Another glimmer of hope that we may be beginning to exit a condition of persistent recession is gradual improvement in the number of employees who would consider taking a new job if the opportunity presents itself. It’s a good sign, because employees are more conservative when times are tough – but it could be tough for companies that fail to plan for it and start losing veteran staffers.

The report, from GfK Custom Research North America, notes that more than 20% of the American workforce is ready to consider a change of employment. On the flip side, 53% would still lean toward staying put even with another job offer on the table.

Other positives: 47% of those surveyed see a recovery next year, and 80% of those fully-employed expect their employment to continue through the next 12 months.

There is a down side to this that employers need to be aware of.

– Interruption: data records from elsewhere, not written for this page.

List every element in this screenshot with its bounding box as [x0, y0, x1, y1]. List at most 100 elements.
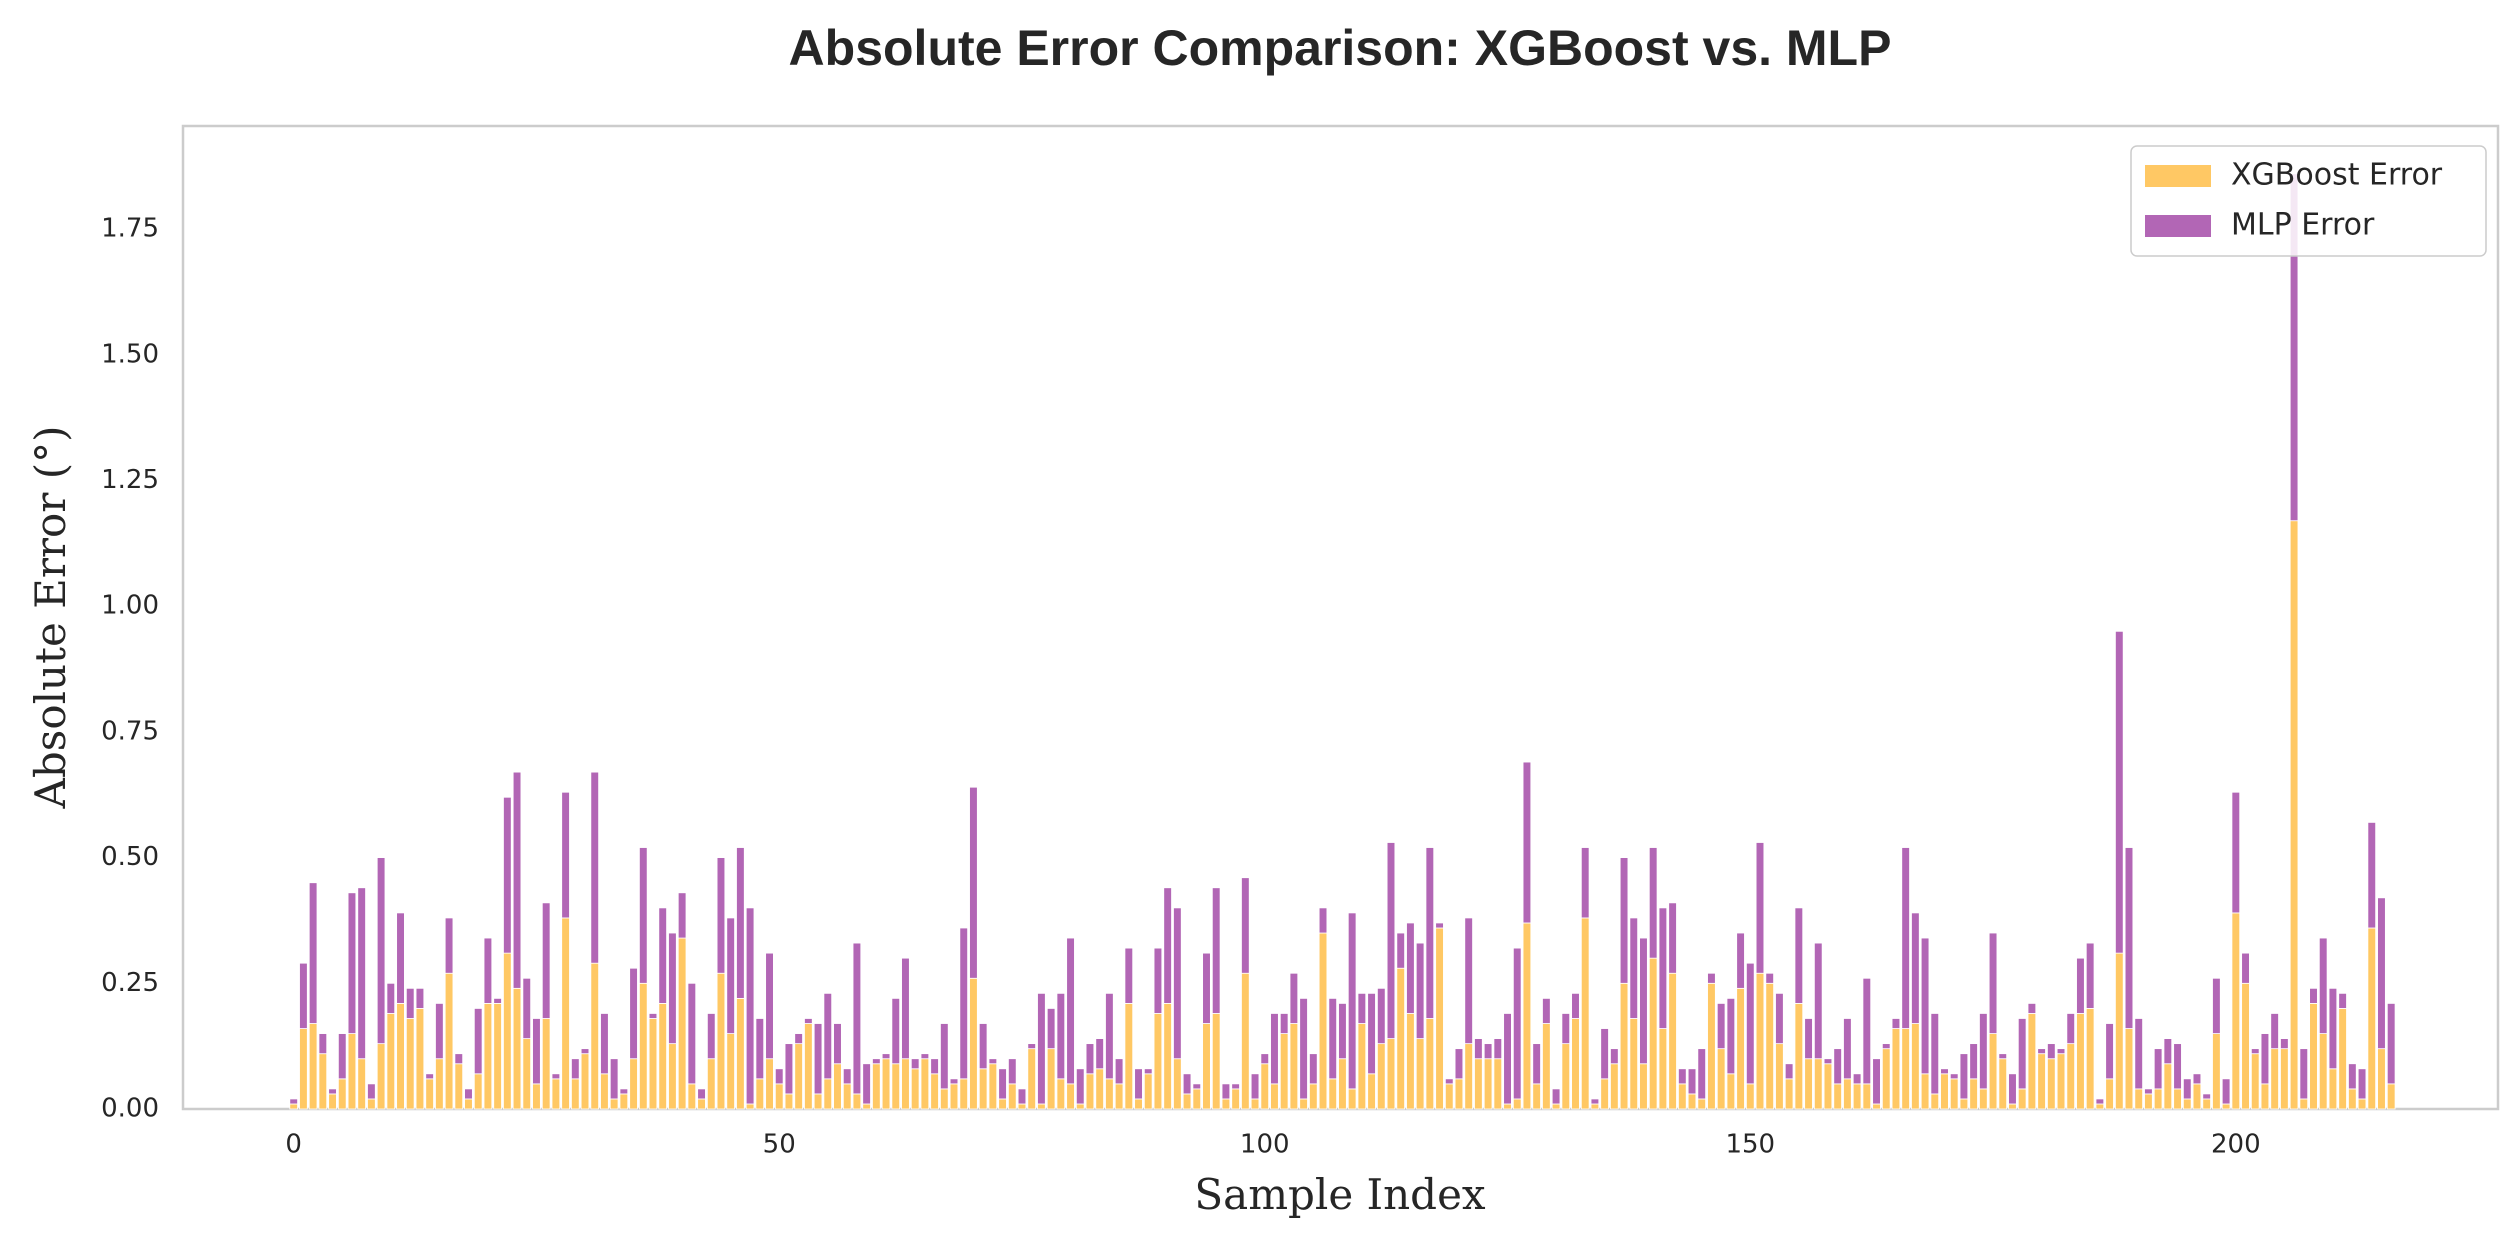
- bar-segment: [2231, 912, 2241, 1110]
- bar-segment: [1911, 912, 1920, 1024]
- bar-segment: [1279, 1033, 1289, 1110]
- bar-segment: [1804, 1018, 1813, 1060]
- bar-segment: [988, 1058, 998, 1065]
- bar-segment: [716, 972, 726, 1110]
- y-tick-label: 1.50: [101, 339, 159, 369]
- bar-segment: [580, 1048, 590, 1055]
- bar-segment: [1027, 1043, 1036, 1050]
- bar-segment: [2066, 1043, 2076, 1110]
- bar-segment: [2299, 1048, 2309, 1100]
- bar-segment: [872, 1058, 881, 1065]
- bar-segment: [891, 1063, 901, 1110]
- bar-segment: [1522, 761, 1532, 924]
- bar-segment: [1231, 1083, 1240, 1090]
- bar-segment: [1095, 1068, 1104, 1110]
- bar-segment: [833, 1063, 842, 1110]
- bar-segment: [1386, 842, 1396, 1040]
- x-tick-label: 100: [1240, 1130, 1290, 1160]
- bar-segment: [1775, 1043, 1784, 1110]
- bar-segment: [920, 1058, 930, 1110]
- bar-segment: [1386, 1038, 1396, 1110]
- bar-segment: [949, 1078, 959, 1085]
- bar-segment: [1435, 922, 1444, 929]
- bar-segment: [658, 1003, 667, 1110]
- bar-segment: [910, 1058, 920, 1070]
- bar-segment: [1493, 1038, 1503, 1060]
- bar-segment: [2182, 1078, 2192, 1100]
- bar-segment: [1211, 1013, 1221, 1110]
- bar-segment: [1415, 942, 1425, 1040]
- chart-title: Absolute Error Comparison: XGBoost vs. M…: [789, 20, 1892, 76]
- bar-segment: [2221, 1078, 2231, 1105]
- bar-segment: [299, 1028, 308, 1110]
- bar-segment: [2386, 1003, 2396, 1085]
- bar-segment: [1920, 1073, 1930, 1110]
- bar-segment: [959, 1078, 969, 1110]
- bar-segment: [813, 1023, 823, 1095]
- bar-segment: [1580, 847, 1590, 919]
- bar-segment: [736, 847, 745, 999]
- bar-segment: [1920, 937, 1930, 1075]
- bar-segment: [1736, 932, 1745, 989]
- bar-segment: [2241, 952, 2250, 984]
- bar-segment: [891, 997, 901, 1065]
- bar-segment: [522, 1038, 532, 1110]
- bar-segment: [852, 942, 862, 1095]
- bar-segment: [2105, 1023, 2114, 1080]
- bar-segment: [2299, 1098, 2309, 1110]
- bar-segment: [2202, 1098, 2211, 1110]
- bar-segment: [1833, 1048, 1842, 1085]
- bar-segment: [1221, 1083, 1231, 1100]
- bar-segment: [1542, 997, 1551, 1024]
- bar-segment: [1309, 1083, 1318, 1110]
- bar-segment: [745, 907, 755, 1105]
- bar-segment: [2367, 821, 2377, 929]
- bar-segment: [1600, 1028, 1609, 1080]
- bar-segment: [1299, 997, 1308, 1100]
- bar-segment: [1309, 1053, 1318, 1085]
- bar-segment: [1231, 1088, 1240, 1110]
- bar-segment: [1823, 1058, 1833, 1065]
- bar-segment: [2144, 1093, 2153, 1110]
- bar-segment: [1619, 857, 1629, 984]
- bar-segment: [2289, 520, 2299, 1110]
- y-tick-label: 1.00: [101, 591, 159, 621]
- bar-segment: [736, 997, 745, 1110]
- bar-segment: [609, 1098, 619, 1110]
- bar-segment: [1085, 1073, 1095, 1110]
- x-tick-label: 200: [2211, 1130, 2261, 1160]
- bar-segment: [629, 967, 638, 1060]
- bar-segment: [2008, 1073, 2017, 1105]
- bar-segment: [435, 1003, 444, 1060]
- bar-segment: [940, 1023, 949, 1090]
- bar-segment: [784, 1043, 794, 1095]
- bar-segment: [668, 1043, 677, 1110]
- bar-segment: [940, 1088, 949, 1110]
- bar-segment: [1940, 1068, 1949, 1075]
- bar-segment: [697, 1088, 706, 1100]
- bar-segment: [1483, 1043, 1493, 1060]
- bar-segment: [1503, 1103, 1512, 1110]
- bar-segment: [1406, 1013, 1415, 1110]
- bar-segment: [1697, 1048, 1707, 1100]
- bar-segment: [1425, 1018, 1435, 1110]
- bar-segment: [1619, 982, 1629, 1110]
- bar-segment: [804, 1023, 813, 1110]
- bar-segment: [2017, 1018, 2027, 1090]
- bar-segment: [677, 937, 687, 1110]
- bar-segment: [1328, 1078, 1338, 1110]
- bar-segment: [1775, 992, 1784, 1045]
- bar-segment: [308, 1023, 318, 1110]
- bar-segment: [1794, 907, 1804, 1004]
- bar-segment: [1726, 997, 1736, 1075]
- bar-segment: [1503, 1013, 1512, 1105]
- bar-segment: [512, 987, 522, 1110]
- bar-segment: [1279, 1013, 1289, 1034]
- bar-segment: [2280, 1048, 2289, 1110]
- bar-segment: [910, 1068, 920, 1110]
- bar-segment: [1056, 1078, 1066, 1110]
- bar-segment: [386, 982, 396, 1014]
- bar-segment: [648, 1013, 658, 1019]
- bar-segment: [1464, 917, 1473, 1045]
- bar-segment: [1843, 1078, 1852, 1110]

“This number is important to watch as the economy continues to improve,” said GfK’s Thomas Hartley. “Employees are more likely to stay with their company during lean times, and so companies have taken them for granted. When the economy strengthens, experience tells us that employees will begin weighing their options and considering other jobs. Since it takes up to 12 months to improve employee engagement, companies need to plan ahead and take the proper steps to ensure their employee retention rates remain high.”

RBR-TVBR observation: Although we only flag these types of reports from time to time, we see them all the time. Our sense of the consensus is that while the study-producers are not seeing any earth-shaking economic improvements in the near future, most seem to be guardedly optimistic.

We doubt that any of the prognosticators have utterly reliable crystal balls straight from the secret long-lost chambers of the wizard Merlin, but the preponderance of opinion is what it is, and it sure beats a body of prediction that leans mildly or catastrophically negative.